Deni

O povo indígena Deni vive em uma grande extensão na região entre os rios Juruá e Purus, no Amazonas. Como outros grupos, a partir dos anos 40 eles sofreram pressões de seringalistas para exploração de borracha, sendo vitimas de doenças, violências de toda a sorte e exploração de mão-de-obra indígena. Apesar de protegidas pela dificuldade de acesso, as terras do povo Deni, com cerca de 1,53 milhões de hectares, ainda são frequentadas por pescadores que desrespeitam seus limites territoriais, conquistados plenamente apenas em 2003 após uma campanha em que a OPAN esteve envolvida.

Em 1996, a madeireira WTK e sua subsidiária brasileira Amaplac compraram 313 mil hectares na região, sendo quase a metade incrustada no território Deni. Para se antecipar à sua instalação na região do alto rio Cuniuá, a OPAN, o Greenpeace e o CIMI-Norte I propuseram iniciativas para favorecer a participação ativa do povo Deni no processo de demarcação e defesa de suas terras. Ao lado das ações relacionadas à demarcação, um diagnóstico preliminar identificou alternativas para fazer frente à dependência futura do empreendimento madeireiro e a espoliação dos recursos naturais nas terras indígenas.

A demarcação Deni faz parte de um longo processo, iniciado com a primeira identificação da terra indígena (TI) realizada no ano de 1984. De lá para cá, a floresta tem sido explorada de várias formas insustentáveis – como, por exemplo, a exploração de madeiras como o pau-rosa, a copaíba, e a pesca predatória. Em muitos casos, os índios eram aliciados, sendo que a moeda de troca era constituída por produtos superfaturados.

O Greenpeace se envolveu com a demarcação Deni em 1999, durante investigação da compra de 313 mil hectares de floresta pela gigante madeireira malaia WTK, que pretendia explorar madeira para a produção de compensados destinados à exportação.
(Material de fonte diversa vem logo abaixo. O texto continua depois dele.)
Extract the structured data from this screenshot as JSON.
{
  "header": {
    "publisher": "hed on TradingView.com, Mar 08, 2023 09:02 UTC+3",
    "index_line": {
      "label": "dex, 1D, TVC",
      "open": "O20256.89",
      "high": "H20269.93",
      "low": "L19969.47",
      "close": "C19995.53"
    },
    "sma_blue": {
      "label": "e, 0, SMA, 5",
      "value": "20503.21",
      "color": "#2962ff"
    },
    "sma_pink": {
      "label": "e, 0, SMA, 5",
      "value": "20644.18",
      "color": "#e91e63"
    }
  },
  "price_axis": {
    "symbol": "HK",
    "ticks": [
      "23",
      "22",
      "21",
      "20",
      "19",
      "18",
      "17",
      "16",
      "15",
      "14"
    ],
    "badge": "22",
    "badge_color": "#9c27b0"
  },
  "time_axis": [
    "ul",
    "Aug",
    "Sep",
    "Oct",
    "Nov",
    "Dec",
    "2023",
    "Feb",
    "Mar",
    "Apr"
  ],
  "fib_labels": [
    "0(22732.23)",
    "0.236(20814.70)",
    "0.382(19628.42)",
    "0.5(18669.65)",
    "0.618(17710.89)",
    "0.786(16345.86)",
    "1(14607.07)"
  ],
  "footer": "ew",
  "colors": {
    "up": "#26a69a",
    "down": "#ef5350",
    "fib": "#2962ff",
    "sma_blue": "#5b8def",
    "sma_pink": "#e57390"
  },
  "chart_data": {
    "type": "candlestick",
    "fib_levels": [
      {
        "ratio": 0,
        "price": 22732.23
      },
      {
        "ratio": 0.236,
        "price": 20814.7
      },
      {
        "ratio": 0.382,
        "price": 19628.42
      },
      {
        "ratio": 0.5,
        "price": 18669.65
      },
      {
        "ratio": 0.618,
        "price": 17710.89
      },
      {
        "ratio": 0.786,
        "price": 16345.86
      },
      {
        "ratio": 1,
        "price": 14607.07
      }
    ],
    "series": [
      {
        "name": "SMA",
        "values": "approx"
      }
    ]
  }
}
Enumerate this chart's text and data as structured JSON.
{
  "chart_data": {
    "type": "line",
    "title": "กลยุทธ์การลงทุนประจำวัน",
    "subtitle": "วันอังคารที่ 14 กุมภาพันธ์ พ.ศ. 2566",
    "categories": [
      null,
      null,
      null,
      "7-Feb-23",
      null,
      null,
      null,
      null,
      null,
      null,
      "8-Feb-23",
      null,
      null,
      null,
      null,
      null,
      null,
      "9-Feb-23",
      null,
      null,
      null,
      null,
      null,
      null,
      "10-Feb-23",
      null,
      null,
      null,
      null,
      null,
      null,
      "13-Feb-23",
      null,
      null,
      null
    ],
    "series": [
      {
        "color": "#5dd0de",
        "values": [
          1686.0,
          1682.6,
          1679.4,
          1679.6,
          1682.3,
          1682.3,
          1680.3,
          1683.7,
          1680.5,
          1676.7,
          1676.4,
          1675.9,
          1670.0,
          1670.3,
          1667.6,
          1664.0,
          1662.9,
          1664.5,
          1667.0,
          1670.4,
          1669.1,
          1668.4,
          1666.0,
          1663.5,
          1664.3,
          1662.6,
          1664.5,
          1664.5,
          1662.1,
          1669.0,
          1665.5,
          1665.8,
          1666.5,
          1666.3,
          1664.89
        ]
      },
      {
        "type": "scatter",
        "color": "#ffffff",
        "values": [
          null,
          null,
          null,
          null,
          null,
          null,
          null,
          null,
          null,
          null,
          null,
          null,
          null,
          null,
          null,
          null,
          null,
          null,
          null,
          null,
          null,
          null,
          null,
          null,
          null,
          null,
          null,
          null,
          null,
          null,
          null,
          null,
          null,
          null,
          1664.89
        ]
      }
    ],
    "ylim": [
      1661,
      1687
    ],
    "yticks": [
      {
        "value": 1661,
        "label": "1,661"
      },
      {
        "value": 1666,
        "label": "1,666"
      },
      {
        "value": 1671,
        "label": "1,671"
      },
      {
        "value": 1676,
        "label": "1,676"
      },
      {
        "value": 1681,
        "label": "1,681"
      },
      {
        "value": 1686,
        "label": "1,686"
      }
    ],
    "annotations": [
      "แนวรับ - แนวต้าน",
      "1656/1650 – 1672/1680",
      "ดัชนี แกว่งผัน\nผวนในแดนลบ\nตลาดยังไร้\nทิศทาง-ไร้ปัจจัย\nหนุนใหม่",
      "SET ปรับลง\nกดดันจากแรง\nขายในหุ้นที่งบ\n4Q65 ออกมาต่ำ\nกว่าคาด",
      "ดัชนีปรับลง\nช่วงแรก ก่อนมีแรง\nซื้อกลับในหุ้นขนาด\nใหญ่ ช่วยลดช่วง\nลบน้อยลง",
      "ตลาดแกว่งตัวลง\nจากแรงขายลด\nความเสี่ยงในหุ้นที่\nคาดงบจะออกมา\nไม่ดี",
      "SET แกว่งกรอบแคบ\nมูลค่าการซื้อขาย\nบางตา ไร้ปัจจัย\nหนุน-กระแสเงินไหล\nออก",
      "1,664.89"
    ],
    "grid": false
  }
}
Durante a investigação de campo, a ONG descobriu que boa parte das terras compradas pela WTK se sobrepunha ao território Deni – eram, na verdade, terra indígena, que não poderia ser negociada.

Os líderes Deni aguardavam desde 1985 a demarcação de sua terra e já tinham perdido a crença em soluções oficiais. Alertados sobre a invasão de seu território, eles pediram ajuda ao Greenpeace para proteger suas terras. A primeira tentativa foi acompanhar o trâmite do processo de identificação para que os prazos fossem cumpridos e a demarcação realizada até 2001. O não-cumprimento dos prazos e acordos fez com que os Deni decidissem realizar eles mesmos a demarcação.

A partir da determinação dos Deni, Greenpeace convidou as organizações indigenistas CIMI, OPAN e as organizações indígenas COIAB (Coordenação das Organizações Indígenas da Amazônia Brasileira) e UNI-Tefé (União das Nações Indígenas de Tefé) para, juntos, formular um projeto que capacitasse os próprios Deni a delimitar os limites tradicionais de sua terra e, assim, comandarem o processo demarcatório. Em 2001, uma equipe multidisciplinar trabalhou durante seis meses diretamente com líderes de todas as oito aldeias Deni. Eles aprenderam a manusear instrumentos como teodolitos, bússolas e GPS (equipamento de posicionamento por satélite), e adquiriram uma ideia muito clara das fronteiras de sua terra. O território Deni foi demarcado em 2003.

De 2009 a 2011, a OPAN trabalhou com os Deni no âmbito do Projeto Aldeias, que se desenvolveu em 7 terras indígenas do estado do Amazonas, nas bacias dos rios Purus, Juruá e Jutaí através do consórcio OPAN-Visão Mundial com apoio da Agência dos Estados Unidos para o Desenvolvimento Internacional (USAID). Os dois objetivos principais do programa foram o apoio à conservação da biodiversidade e ao manejo de recursos naturais nas terras indígenas Katukina do Biá, Deni do rio Xeruã, Paumari do rio Cuniuá, Paumari do Lago Paricá e Paumari do Lago Manissuã; além do fortalecimento das organizações indígenas locais e regionais. Houve também uma componente em parceria com a Coordenação de Índios Isolados e de Recente Contato (FUNAI/CGIIRC), de proteção etnoambiental dos povos indígenas Hi Merimã e Suruaha, no marco da Frente Purus de Proteção Etno-ambiental.

Como resultado deste trabalho, os Deni do rio Xeruã publicaram seu Plano de Gestão Territorial em setembro de 2011 em um grande evento na cidade de Carauari.